The British firm filed for Chapter 7 bankruptcy protection late on Thursday.
It said in a New York court filing that its assets totalled 100,001 to 500,000 dollars (£75,000 to £370,000).
Its liabilities are between a million and 10 million dollars (£740,000 to £7.4 million), and it has between one and 49 creditors.
The filing was signed by Jennifer and Rebekah Mercer, sisters who are majority shareholders of Cambridge Analytica.
The Mercer family is led by billionaire Robert Mercer, a Republican mega-donor with close ties to Mr Trump. He sold his personal stake in the pro-Trump website Breitbart News to his daughters in late 2017.
Cambridge Analytica insisted that none of the Facebook data it acquired from an academic researcher was used in the Trump campaign.
Cambridge Analytica filed papers to begin insolvency proceedings in the UK earlier this month.
At the time, it blamed “unfairly negative media coverage” and said it had been “vilified” for actions it said were legal and widely accepted as part of online advertising.
The firm amassed the controversial database quickly with the help of an app that purported to be a personality test.
The app collected data on tens of millions of people and their Facebook friends, even those who did not download the app.
Facebook has since tightened its privacy restrictions, and chief executive Mark Zuckerberg gave evidence to Congress in two days of hearings.
Facebook has also suspended other companies for using similar tactics.
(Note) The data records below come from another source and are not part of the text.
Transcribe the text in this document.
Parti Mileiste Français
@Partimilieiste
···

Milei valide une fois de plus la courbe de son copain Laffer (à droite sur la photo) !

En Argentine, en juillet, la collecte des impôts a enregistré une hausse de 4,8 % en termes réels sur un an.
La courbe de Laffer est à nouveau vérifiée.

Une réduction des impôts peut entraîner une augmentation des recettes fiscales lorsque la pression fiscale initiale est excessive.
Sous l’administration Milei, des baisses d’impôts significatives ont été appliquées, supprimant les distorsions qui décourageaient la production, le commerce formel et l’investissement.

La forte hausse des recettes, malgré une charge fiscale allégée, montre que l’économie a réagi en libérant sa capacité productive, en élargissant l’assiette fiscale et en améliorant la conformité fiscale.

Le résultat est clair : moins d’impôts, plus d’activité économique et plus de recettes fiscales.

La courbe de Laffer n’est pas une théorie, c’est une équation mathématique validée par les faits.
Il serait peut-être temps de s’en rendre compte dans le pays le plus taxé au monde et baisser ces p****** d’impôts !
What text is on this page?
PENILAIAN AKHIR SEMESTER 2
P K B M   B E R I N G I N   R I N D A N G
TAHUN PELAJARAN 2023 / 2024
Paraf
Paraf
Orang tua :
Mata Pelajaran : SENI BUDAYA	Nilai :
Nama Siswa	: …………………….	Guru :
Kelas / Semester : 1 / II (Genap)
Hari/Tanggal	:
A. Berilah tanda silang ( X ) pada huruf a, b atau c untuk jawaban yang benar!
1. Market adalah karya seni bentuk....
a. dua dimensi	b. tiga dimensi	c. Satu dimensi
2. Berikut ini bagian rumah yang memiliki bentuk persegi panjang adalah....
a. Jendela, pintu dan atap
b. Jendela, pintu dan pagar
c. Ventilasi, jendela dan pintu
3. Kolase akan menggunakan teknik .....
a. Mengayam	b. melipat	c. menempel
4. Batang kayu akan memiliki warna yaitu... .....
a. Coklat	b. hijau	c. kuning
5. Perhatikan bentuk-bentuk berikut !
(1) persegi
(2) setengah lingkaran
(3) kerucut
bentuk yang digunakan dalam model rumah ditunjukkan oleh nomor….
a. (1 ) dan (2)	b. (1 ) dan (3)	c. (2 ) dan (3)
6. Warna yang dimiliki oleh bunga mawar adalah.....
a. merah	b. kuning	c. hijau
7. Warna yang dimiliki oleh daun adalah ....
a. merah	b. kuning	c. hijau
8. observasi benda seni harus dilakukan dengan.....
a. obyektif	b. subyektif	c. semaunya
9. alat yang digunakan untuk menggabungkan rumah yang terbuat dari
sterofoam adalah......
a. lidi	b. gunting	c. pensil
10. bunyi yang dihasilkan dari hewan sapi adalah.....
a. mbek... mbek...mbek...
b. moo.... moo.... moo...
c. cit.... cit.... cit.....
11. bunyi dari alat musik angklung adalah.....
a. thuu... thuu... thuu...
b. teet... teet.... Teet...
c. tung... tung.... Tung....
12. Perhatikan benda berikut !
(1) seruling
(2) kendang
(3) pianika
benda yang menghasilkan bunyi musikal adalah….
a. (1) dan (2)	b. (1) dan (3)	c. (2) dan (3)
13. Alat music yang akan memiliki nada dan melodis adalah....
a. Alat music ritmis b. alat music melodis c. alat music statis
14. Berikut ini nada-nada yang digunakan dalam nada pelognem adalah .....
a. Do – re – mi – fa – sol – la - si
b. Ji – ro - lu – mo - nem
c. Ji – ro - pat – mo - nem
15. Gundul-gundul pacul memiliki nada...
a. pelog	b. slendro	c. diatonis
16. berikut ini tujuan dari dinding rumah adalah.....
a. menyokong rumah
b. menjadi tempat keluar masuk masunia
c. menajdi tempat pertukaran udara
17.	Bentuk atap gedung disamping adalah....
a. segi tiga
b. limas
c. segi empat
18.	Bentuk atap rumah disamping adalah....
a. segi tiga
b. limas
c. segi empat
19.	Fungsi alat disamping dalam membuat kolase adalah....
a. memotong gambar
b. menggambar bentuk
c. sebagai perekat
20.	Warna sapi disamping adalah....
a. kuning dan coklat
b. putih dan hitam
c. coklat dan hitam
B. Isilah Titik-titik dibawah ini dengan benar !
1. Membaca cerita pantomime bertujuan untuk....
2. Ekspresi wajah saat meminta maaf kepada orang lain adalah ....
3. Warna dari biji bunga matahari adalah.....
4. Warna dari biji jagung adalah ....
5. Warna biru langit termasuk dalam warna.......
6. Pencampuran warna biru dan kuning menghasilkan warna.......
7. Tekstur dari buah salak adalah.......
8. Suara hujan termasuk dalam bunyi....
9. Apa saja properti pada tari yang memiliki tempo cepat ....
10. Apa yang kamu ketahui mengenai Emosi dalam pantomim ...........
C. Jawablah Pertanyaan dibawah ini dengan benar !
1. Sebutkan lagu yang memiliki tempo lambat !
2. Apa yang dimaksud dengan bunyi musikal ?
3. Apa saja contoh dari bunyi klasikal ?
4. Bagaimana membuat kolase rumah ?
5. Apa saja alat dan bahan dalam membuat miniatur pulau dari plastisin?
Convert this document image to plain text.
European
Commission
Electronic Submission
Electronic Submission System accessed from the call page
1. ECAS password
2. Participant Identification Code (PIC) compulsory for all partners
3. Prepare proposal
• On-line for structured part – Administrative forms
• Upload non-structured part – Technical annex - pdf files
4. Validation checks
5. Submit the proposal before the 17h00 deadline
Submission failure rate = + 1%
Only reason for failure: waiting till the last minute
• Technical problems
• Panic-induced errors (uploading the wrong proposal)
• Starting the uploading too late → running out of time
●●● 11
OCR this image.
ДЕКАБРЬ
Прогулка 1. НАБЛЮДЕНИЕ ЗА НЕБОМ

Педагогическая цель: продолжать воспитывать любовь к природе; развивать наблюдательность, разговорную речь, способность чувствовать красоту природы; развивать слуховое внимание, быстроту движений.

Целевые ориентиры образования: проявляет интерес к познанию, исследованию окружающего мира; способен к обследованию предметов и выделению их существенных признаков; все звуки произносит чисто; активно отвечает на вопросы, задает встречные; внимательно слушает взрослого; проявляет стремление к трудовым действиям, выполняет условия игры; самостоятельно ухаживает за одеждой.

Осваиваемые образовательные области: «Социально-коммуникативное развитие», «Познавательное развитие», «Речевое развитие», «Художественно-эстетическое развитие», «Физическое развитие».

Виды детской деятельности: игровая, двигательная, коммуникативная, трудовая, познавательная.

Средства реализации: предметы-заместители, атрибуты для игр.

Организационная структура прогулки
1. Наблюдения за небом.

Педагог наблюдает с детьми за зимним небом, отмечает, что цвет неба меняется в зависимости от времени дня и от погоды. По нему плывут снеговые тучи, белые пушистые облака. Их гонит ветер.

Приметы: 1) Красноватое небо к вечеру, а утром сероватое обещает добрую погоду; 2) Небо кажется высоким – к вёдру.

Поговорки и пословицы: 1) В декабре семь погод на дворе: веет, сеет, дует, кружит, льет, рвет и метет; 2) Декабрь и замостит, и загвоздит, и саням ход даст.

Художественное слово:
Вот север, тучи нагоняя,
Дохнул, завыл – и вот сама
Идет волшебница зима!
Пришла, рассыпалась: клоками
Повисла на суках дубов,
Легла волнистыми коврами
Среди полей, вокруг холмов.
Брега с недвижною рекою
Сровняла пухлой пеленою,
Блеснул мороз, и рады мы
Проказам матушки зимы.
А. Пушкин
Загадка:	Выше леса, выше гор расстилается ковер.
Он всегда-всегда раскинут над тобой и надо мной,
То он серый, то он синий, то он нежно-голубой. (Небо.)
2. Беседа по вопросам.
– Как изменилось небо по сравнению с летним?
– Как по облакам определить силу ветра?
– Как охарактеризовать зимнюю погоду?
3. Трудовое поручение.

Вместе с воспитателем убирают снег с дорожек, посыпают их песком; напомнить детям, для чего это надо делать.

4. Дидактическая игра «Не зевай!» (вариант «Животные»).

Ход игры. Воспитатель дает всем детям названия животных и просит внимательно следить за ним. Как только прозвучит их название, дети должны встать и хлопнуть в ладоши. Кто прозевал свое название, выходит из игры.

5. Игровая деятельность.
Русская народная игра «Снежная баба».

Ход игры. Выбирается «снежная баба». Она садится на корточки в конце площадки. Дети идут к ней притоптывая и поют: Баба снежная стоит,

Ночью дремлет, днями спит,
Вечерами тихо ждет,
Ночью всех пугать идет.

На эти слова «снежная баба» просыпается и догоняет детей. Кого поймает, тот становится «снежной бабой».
One is Cubeyou, which makes personality quizzes. That company has said it did nothing wrong and is seeking reinstatement.
Cambridge Analytica suspended chief executive Alexander Nix in March pending an investigation after he boasted of various services to an undercover reporter for Britain’s Channel 4 News.
Channel 4 News broadcast clips that showed Mr Nix saying his data-mining firm played a major role in securing Mr Trump’s victory in the 2016 presidential elections.
Acting chief executive Alexander Tayler also stepped down in April and returned to his previous post as chief data officer.
On Thursday, British MPs investigating the use of Facebook users’ data in political campaigns said Mr Nix had accepted a summons to appear before the UK Parliament’s media committee on June 6.
Separately, it was announced that Mr Zuckerberg will meet leaders of the European Parliament in a closed-door meeting on Tuesday about the data protection scandal that has engulfed his company.